Leur monde était plus proche de celui du film Requiem for a dream , un cauchemar où l’oppulence crée un ennui  laissant notre esprit se perdre dans ses délires. La jeunesse des Melvins et des Pixies était sans but et sans rêves , remplie de frustrations et bercée d’illusions. Elle aurait d’ailleurs pu reprendre à son compte le refrain le plus nihiliste d’Iggy Pop «  I feel dirt but I don’t care ». Alors ces groupes reprirent à leur compte la belliqueuse énergie stoogienne , bombardèrent les tympans de leurs contemporains pour réveiller leurs âmes engourdies. Kurt Cobain fut celui qui a fait déferler cette révolte sur le monde, avant d’être progressivement broyé par le show business. C’est que , en voyant l’incroyable succès de Nevermind , l’ange blond du grunge comprit que le système qu’il détestait l’enfermerait bientôt dans une cage dorée. Il n’était alors plus un artiste mais une icône , le commerce fit passer son image et ses frasques devant sa musique. Comble de l’ironie, celui qui se savait piégé enregistra son grand testament musical sur la chaîne ayant imposé une pop superficielle à coups de clips idiots. Si il doit exister un successeur de Kurt Cobain, celui-ci est désormais à chercher dans les méandres de l’underground musical. Cet underground, Ty Segall faillit en sortir lorsqu’une chronique unanime salua la grandeur de son album Manipulator. Mais , refusant de se caricaturer , le dernier espoir du rock brouilla ensuite les pistes jusqu’à perdre le grand public et la critique. Sans doute eut il peur de devenir comme ces légions de musiciens populaires, dont la musique devint fade et monotone lorsque la peur de perdre le succès commença à les tourmenter. Sans être réellement un disque commercial, le synthétique Harmonizer semblait exprimer une volonté de rattraper cette opportunité de gloire perdue.
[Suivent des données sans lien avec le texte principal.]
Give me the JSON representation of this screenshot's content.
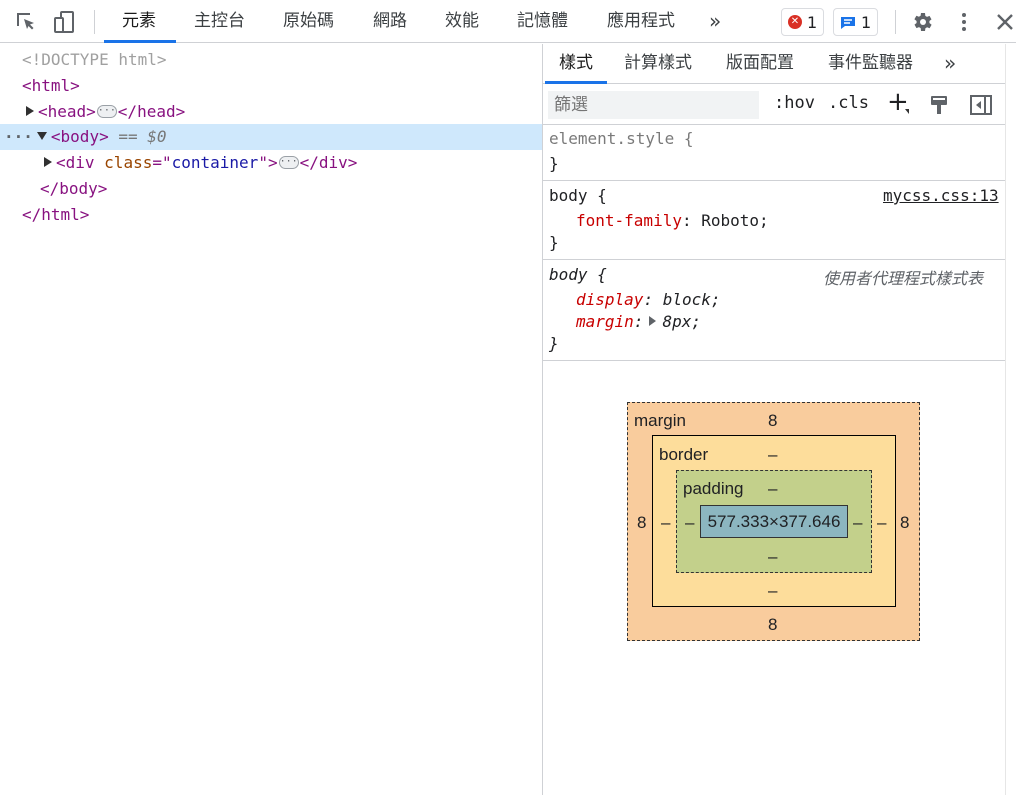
{
  "toolbar": {
    "tabs": [
      "元素",
      "主控台",
      "原始碼",
      "網路",
      "效能",
      "記憶體",
      "應用程式"
    ],
    "more": "»",
    "error_count": "1",
    "message_count": "1"
  },
  "dom": {
    "doctype": "<!DOCTYPE html>",
    "html_open": "<html>",
    "head_open": "<head>",
    "head_close": "</head>",
    "body_open": "<body>",
    "body_eq": " == $0",
    "div_open_start": "<div ",
    "div_attr_name": "class",
    "div_attr_eq": "=\"",
    "div_attr_value": "container",
    "div_attr_end": "\">",
    "div_close": "</div>",
    "body_close": "</body>",
    "html_close": "</html>"
  },
  "styles": {
    "tabs": [
      "樣式",
      "計算樣式",
      "版面配置",
      "事件監聽器"
    ],
    "more": "»",
    "filter_placeholder": "篩選",
    "hov": ":hov",
    "cls": ".cls",
    "plus": "+",
    "rules": {
      "element_style_selector": "element.style {",
      "element_style_close": "}",
      "body1_selector": "body {",
      "body1_source": "mycss.css:13",
      "body1_prop": "font-family",
      "body1_value": "Roboto;",
      "body1_close": "}",
      "body2_selector": "body {",
      "body2_source": "使用者代理程式樣式表",
      "body2_prop1": "display",
      "body2_value1": "block;",
      "body2_prop2": "margin",
      "body2_value2": "8px;",
      "body2_close": "}"
    }
  },
  "box_model": {
    "margin_label": "margin",
    "border_label": "border",
    "padding_label": "padding",
    "margin_top": "8",
    "margin_bottom": "8",
    "margin_left": "8",
    "margin_right": "8",
    "border_top": "–",
    "border_bottom": "–",
    "border_left": "–",
    "border_right": "–",
    "padding_top": "–",
    "padding_bottom": "–",
    "padding_left": "–",
    "padding_right": "–",
    "content": "577.333×377.646"
  },
  "colors": {
    "accent": "#1a73e8",
    "selected_row": "#cfe8fc",
    "margin": "#f9cc9d",
    "border": "#fddd9b",
    "padding": "#c3d08b",
    "content": "#8cb6c0",
    "tag": "#881280",
    "css_property": "#c80000"
  }
}
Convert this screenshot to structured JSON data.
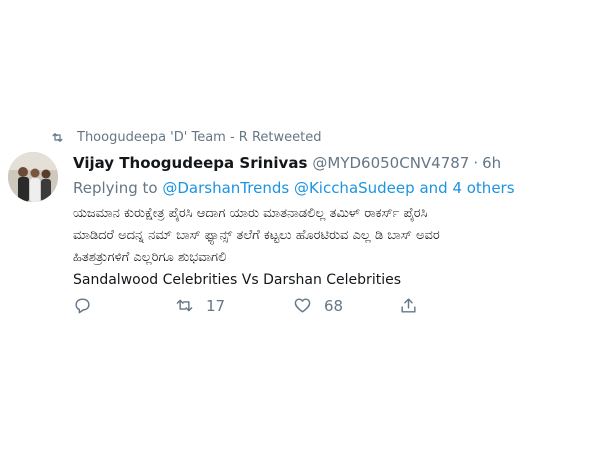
{
  "retweet_banner": {
    "text": "Thoogudeepa 'D' Team - R Retweeted",
    "icon": "retweet-icon"
  },
  "tweet": {
    "display_name": "Vijay Thoogudeepa Srinivas",
    "handle": "@MYD6050CNV4787",
    "separator": "·",
    "time": "6h",
    "reply_prefix": "Replying to",
    "reply_mentions": [
      "@DarshanTrends",
      "@KicchaSudeep"
    ],
    "reply_others": "and 4 others",
    "body_lines": [
      "ಯಜಮಾನ ಕುರುಕ್ಷೇತ್ರ ಪೈರಸಿ ಆದಾಗ ಯಾರು ಮಾತನಾಡಲಿಲ್ಲ ತಮಿಳ್ ರಾಕರ್ಸ್ ಪೈರಸಿ",
      "ಮಾಡಿದರೆ ಅದನ್ನ ನಮ್ ಬಾಸ್ ಫ್ಯಾನ್ಸ್ ತಲೆಗೆ ಕಟ್ಟಲು ಹೊರಟಿರುವ ಎಲ್ಲ ಡಿ ಬಾಸ್ ಅವರ",
      "ಹಿತಶತ್ರುಗಳಿಗೆ ಎಲ್ಲರಿಗೂ ಶುಭವಾಗಲಿ"
    ],
    "body_last_line": "Sandalwood Celebrities Vs Darshan Celebrities"
  },
  "actions": {
    "reply_icon": "reply-icon",
    "retweet_icon": "retweet-icon",
    "retweet_count": "17",
    "like_icon": "heart-icon",
    "like_count": "68",
    "share_icon": "share-icon"
  },
  "colors": {
    "text": "#14171a",
    "muted": "#657786",
    "link": "#1b95e0"
  }
}
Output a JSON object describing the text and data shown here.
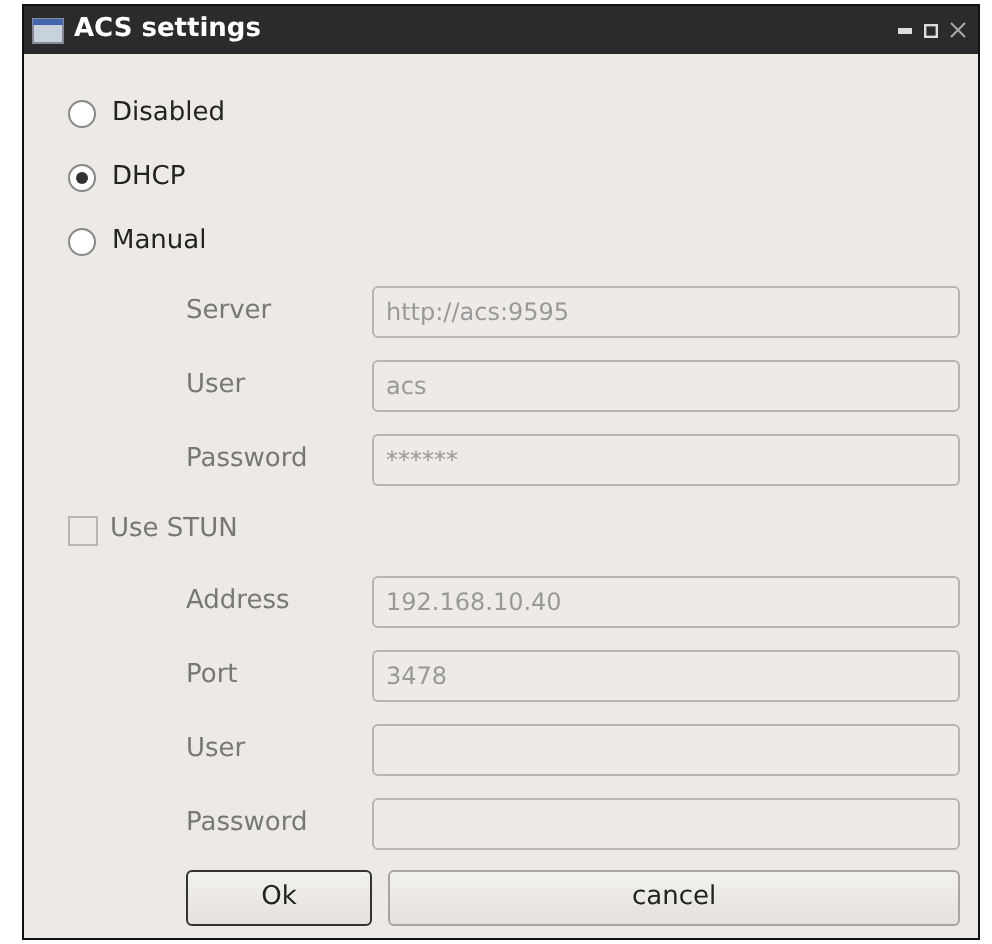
{
  "window": {
    "title": "ACS settings"
  },
  "modes": [
    {
      "label": "Disabled",
      "selected": false
    },
    {
      "label": "DHCP",
      "selected": true
    },
    {
      "label": "Manual",
      "selected": false
    }
  ],
  "manual_fields": [
    {
      "label": "Server",
      "value": "http://acs:9595",
      "disabled": true
    },
    {
      "label": "User",
      "value": "acs",
      "disabled": true
    },
    {
      "label": "Password",
      "value": "******",
      "disabled": true
    }
  ],
  "stun": {
    "label": "Use STUN",
    "checked": false,
    "disabled": true
  },
  "stun_fields": [
    {
      "label": "Address",
      "value": "192.168.10.40",
      "disabled": true
    },
    {
      "label": "Port",
      "value": "3478",
      "disabled": true
    },
    {
      "label": "User",
      "disabled": true
    },
    {
      "label": "Password",
      "disabled": true
    }
  ],
  "buttons": [
    {
      "label": "Ok",
      "default": true
    },
    {
      "label": "cancel",
      "default": false
    }
  ]
}
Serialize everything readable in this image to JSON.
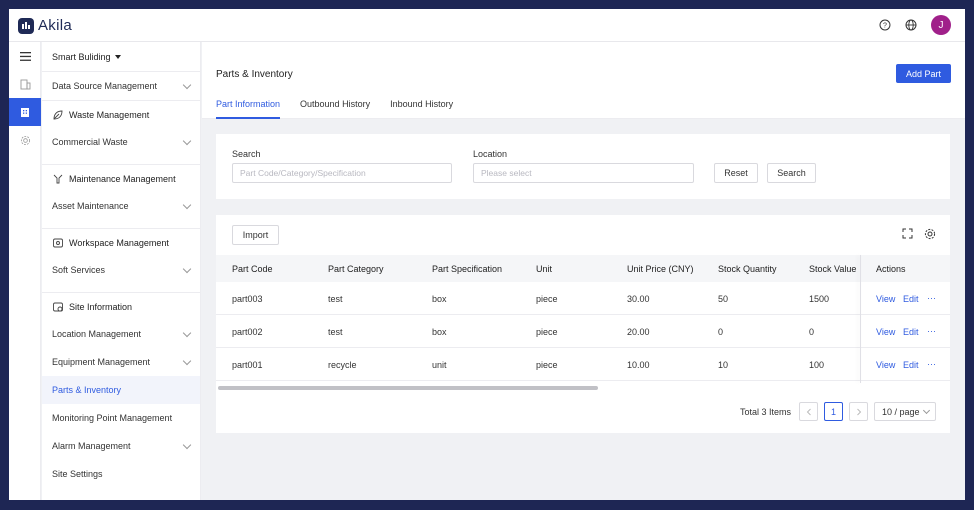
{
  "app": {
    "name": "Akila",
    "avatar_initial": "J"
  },
  "topbar": {
    "icons": [
      "help-icon",
      "globe-icon"
    ]
  },
  "rail": {
    "icons": [
      "menu-icon",
      "building-icon",
      "building-active-icon",
      "gear-icon"
    ]
  },
  "sidebar": {
    "site_selector": "Smart Buliding",
    "items": [
      {
        "label": "Data Source Management",
        "chevron": true
      },
      {
        "section": "Waste Management"
      },
      {
        "label": "Commercial Waste",
        "chevron": true
      },
      {
        "section": "Maintenance Management"
      },
      {
        "label": "Asset Maintenance",
        "chevron": true
      },
      {
        "section": "Workspace Management"
      },
      {
        "label": "Soft Services",
        "chevron": true
      },
      {
        "section": "Site Information"
      },
      {
        "label": "Location Management",
        "chevron": true
      },
      {
        "label": "Equipment Management",
        "chevron": true
      },
      {
        "label": "Parts & Inventory",
        "active": true
      },
      {
        "label": "Monitoring Point Management"
      },
      {
        "label": "Alarm Management",
        "chevron": true
      },
      {
        "label": "Site Settings"
      }
    ]
  },
  "page": {
    "title": "Parts & Inventory",
    "add_button": "Add Part",
    "tabs": [
      "Part Information",
      "Outbound History",
      "Inbound History"
    ]
  },
  "search": {
    "search_label": "Search",
    "search_placeholder": "Part Code/Category/Specification",
    "location_label": "Location",
    "location_placeholder": "Please select",
    "reset": "Reset",
    "search_button": "Search"
  },
  "table": {
    "import_button": "Import",
    "columns": [
      "Part Code",
      "Part Category",
      "Part Specification",
      "Unit",
      "Unit Price (CNY)",
      "Stock Quantity",
      "Stock Value",
      "Actions"
    ],
    "rows": [
      [
        "part003",
        "test",
        "box",
        "piece",
        "30.00",
        "50",
        "1500"
      ],
      [
        "part002",
        "test",
        "box",
        "piece",
        "20.00",
        "0",
        "0"
      ],
      [
        "part001",
        "recycle",
        "unit",
        "piece",
        "10.00",
        "10",
        "100"
      ]
    ],
    "actions": {
      "view": "View",
      "edit": "Edit",
      "more": "···"
    }
  },
  "pagination": {
    "total": "Total 3 Items",
    "current_page": "1",
    "page_size": "10 / page"
  },
  "colors": {
    "primary": "#2f5be0",
    "brand": "#1f2a56",
    "avatar": "#a0208a"
  }
}
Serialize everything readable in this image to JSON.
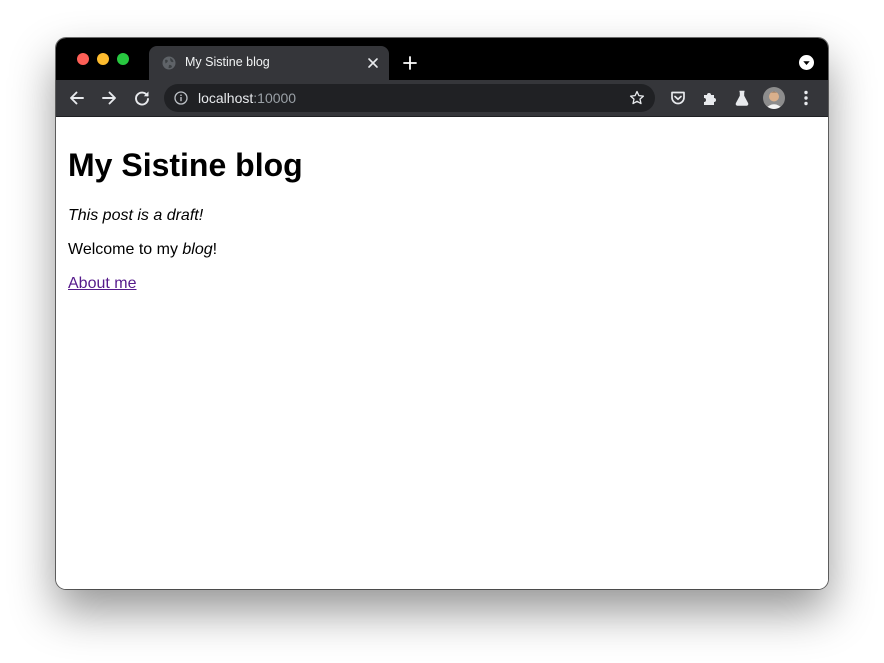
{
  "tab": {
    "title": "My Sistine blog"
  },
  "omnibox": {
    "host": "localhost",
    "port": ":10000"
  },
  "page": {
    "heading": "My Sistine blog",
    "draft_note": "This post is a draft!",
    "welcome_before": "Welcome to my ",
    "welcome_emphasis": "blog",
    "welcome_after": "!",
    "about_link": "About me"
  },
  "icons": {
    "back": "back-arrow-icon",
    "forward": "forward-arrow-icon",
    "reload": "reload-icon",
    "info": "info-icon",
    "star": "star-icon",
    "pocket": "pocket-icon",
    "extensions": "puzzle-icon",
    "labs": "labs-flask-icon",
    "menu": "kebab-menu-icon"
  },
  "colors": {
    "tab_strip": "#000000",
    "toolbar": "#35363a",
    "omnibox": "#202124",
    "visited_link": "#551a8b"
  }
}
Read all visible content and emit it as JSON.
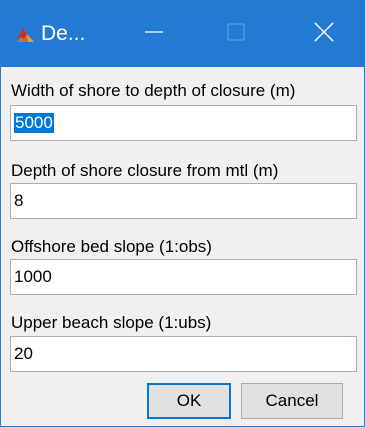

Disque le moins intéressant de sa discographie, Harmonizer s’avéra trop lisse pour ses admirateurs et trop original pour la foule moutonnière. Ce que propose ce The bells , c’est donc un heavy rock boosté par la puissance écrasante du grunge. Du blues, notre ami a su garder cet art d’inventer des répétitions hypnotiques. Si le synthétiseur est encore de la partie , ce n’est que pour apporter une touche planante à une musique donnant de la gaieté au chaos menaçant popularisé par Nirvana. La voix vient ensuite à nous tel un refrain perçu par un esprit embrumé par un lendemain de fête. Oui Ty Segall est bien une figure digne de celle de Cobain, mais ce qu’il représente le condamne à ne jamais connaitre le même succès. Car, sur The bells , Segall fait une nouvelle fois danser son boogie grunge planant sur la tombe du business rock. Si cette musique symbolise quelque chose , ce sont les derniers élans d’un rock refusant de mourir.